Mau buat dia tergila-gila sama aku?

Namun, abaikan dulu hal tersebut. Karena yang lebih penting dari percakapan dengan Olivia waktu itu adalah ... mungkin memang seharusnya ia menyudahi sandiwara kacangan yang ia lakukan selama nyaris dua bulan itu. Seharusnya ... sebelum Elai justru merasa lelah akan semuanya. Dan sekarang, sepertinya semua sudah terlambat. Mungkin benar apa yang dikatakan Olivia. Elai tentu saja bingung. Akibatnya? Gadis itu sekarang sudah berada di ambang batas kewarasannya. Pada titik itu, Elai menyadari sesuatu. Kehadiran Ares dan Marcel benar-benar membuat ritme kehidupannya menjadi berantakan.

"Kamu tau nggak? Dulu kehidupan aku itu damai banget. Bangun pagi sampe ke tidur lagi, damai ... banget. Tapi, sejak dua bulan belakangan ini, semuanya berantakan gara-gara kamu dan Marcel."

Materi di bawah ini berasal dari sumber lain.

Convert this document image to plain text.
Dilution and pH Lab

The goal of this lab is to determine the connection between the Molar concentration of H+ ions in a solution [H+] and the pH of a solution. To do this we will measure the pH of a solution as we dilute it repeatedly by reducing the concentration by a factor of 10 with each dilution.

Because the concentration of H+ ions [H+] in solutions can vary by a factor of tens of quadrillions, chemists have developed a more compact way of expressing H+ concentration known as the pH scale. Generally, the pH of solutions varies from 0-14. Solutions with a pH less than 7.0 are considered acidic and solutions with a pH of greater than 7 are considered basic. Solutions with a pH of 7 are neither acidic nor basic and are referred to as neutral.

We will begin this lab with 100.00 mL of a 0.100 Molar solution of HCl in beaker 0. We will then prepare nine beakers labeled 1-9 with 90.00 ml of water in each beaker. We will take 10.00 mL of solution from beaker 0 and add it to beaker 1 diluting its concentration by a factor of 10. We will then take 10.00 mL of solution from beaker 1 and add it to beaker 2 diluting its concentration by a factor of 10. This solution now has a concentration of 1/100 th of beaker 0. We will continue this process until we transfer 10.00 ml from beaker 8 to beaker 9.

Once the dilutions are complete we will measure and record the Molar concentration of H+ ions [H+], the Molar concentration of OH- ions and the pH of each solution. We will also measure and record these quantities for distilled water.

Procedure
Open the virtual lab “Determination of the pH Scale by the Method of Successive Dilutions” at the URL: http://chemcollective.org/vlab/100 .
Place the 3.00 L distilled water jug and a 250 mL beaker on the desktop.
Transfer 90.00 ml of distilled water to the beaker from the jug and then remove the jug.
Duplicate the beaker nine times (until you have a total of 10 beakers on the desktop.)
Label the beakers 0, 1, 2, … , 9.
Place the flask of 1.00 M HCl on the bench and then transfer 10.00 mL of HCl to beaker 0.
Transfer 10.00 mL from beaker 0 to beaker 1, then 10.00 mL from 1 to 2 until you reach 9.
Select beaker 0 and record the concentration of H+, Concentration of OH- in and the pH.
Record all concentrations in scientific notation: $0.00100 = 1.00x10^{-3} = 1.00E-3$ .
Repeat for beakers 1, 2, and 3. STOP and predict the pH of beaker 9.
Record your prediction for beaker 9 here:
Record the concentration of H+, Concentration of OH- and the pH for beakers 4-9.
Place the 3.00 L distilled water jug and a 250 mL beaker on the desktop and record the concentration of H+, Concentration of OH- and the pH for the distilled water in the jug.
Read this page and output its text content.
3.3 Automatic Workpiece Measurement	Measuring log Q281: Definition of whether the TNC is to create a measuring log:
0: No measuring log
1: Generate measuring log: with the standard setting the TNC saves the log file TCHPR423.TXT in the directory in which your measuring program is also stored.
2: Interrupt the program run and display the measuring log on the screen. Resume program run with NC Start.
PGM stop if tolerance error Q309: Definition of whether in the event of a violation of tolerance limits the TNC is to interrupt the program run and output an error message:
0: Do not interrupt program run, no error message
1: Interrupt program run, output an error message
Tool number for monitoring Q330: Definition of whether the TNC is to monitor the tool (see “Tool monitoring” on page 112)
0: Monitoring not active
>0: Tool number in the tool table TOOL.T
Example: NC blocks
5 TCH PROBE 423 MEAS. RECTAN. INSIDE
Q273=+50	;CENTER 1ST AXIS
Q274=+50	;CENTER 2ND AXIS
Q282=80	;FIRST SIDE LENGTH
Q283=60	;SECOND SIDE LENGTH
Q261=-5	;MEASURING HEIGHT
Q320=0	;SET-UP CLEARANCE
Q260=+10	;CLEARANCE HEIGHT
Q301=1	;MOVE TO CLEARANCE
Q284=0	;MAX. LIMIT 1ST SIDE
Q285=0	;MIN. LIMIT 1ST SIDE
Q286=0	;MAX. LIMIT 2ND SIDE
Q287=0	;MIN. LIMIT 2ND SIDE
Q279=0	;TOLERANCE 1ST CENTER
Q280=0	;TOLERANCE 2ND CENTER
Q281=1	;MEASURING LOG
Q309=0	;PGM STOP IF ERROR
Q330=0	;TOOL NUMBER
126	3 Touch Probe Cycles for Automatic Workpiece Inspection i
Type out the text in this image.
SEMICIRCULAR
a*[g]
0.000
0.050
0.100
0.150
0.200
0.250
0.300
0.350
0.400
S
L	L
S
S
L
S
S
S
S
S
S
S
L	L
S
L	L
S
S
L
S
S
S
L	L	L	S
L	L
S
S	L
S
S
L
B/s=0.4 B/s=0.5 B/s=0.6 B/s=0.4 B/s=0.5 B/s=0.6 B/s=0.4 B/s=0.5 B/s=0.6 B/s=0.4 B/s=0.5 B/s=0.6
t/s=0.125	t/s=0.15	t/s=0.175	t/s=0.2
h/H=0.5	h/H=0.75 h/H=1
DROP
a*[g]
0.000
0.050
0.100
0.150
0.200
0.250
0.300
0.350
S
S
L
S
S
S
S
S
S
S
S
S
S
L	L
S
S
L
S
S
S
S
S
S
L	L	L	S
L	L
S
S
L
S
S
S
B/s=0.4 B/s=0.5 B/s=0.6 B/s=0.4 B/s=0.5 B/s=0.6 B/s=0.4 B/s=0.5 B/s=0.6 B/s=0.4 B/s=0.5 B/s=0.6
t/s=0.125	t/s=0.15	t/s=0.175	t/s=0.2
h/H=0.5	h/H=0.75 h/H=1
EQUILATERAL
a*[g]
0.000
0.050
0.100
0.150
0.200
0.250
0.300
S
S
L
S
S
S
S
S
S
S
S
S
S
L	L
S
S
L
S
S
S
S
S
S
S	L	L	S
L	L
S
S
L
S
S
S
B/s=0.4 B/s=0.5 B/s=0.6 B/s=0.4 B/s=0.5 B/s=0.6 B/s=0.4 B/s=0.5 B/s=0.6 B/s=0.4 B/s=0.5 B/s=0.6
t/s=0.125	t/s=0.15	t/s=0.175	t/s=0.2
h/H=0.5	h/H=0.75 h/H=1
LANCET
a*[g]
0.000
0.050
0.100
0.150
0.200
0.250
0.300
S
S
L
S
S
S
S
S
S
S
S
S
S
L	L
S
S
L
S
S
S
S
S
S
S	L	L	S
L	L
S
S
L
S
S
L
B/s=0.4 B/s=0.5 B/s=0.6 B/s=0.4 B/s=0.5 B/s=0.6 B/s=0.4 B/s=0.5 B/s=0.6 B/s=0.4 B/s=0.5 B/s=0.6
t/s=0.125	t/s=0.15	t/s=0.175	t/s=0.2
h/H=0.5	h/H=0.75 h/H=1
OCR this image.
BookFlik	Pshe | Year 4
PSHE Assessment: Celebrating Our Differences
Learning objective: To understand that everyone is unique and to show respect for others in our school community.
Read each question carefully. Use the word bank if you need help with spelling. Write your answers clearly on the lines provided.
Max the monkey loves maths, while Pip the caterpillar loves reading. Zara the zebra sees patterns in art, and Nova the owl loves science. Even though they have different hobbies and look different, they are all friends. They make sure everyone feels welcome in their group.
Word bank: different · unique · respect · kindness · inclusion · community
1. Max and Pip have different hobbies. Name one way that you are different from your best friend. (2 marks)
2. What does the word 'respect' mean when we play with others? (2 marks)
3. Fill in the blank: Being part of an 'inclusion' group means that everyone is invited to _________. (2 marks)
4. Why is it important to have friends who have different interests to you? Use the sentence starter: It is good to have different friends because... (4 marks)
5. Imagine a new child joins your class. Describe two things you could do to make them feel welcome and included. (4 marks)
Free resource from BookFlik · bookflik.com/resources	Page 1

Mengabaikan beberapa orang yang melihat pada mereka, Ares berusaha untuk mengimbangi langkah kaki Elai. Tapi, sungguh! Dalam keadaan seperti itu, Elai seperti memiliki kekuatan super untuk mampu berjalan dengan teramat cepat. Bahkan bila ingin diambah efek dramatis, Elai juga mendadak mendapat keahlian untuk menyelip di antara para penghuni gedung apartemen yang tampak ramai mengingat kala itu menjelang malam Minggu.

"E ... Elai ...."

Sial. Ares terlambat. Elai sudah masuk ke dalam satu lift dan benda itu sudah beranjak naik di detik selanjutnya. Dengan menahan geram, Ares pun menggantungkan harapannya pada lift lainnya.

"Ah! Lama banget sih!"

Dan penantian dalam menunggu lift membuat Ares nyaris frutrasi. Hingga pada akhirnya ia berhasil juga masuk ke unit apartemen Elai, ia langsung menuju ke kamar gadis itu. Menekan daun pintunya, hanya untuk mendapati bagaimana pintu kamar tersebut terkunci rapat.

Ares menggedor.

"Lai. Maksud kamu ngomong kayak gitu apa?"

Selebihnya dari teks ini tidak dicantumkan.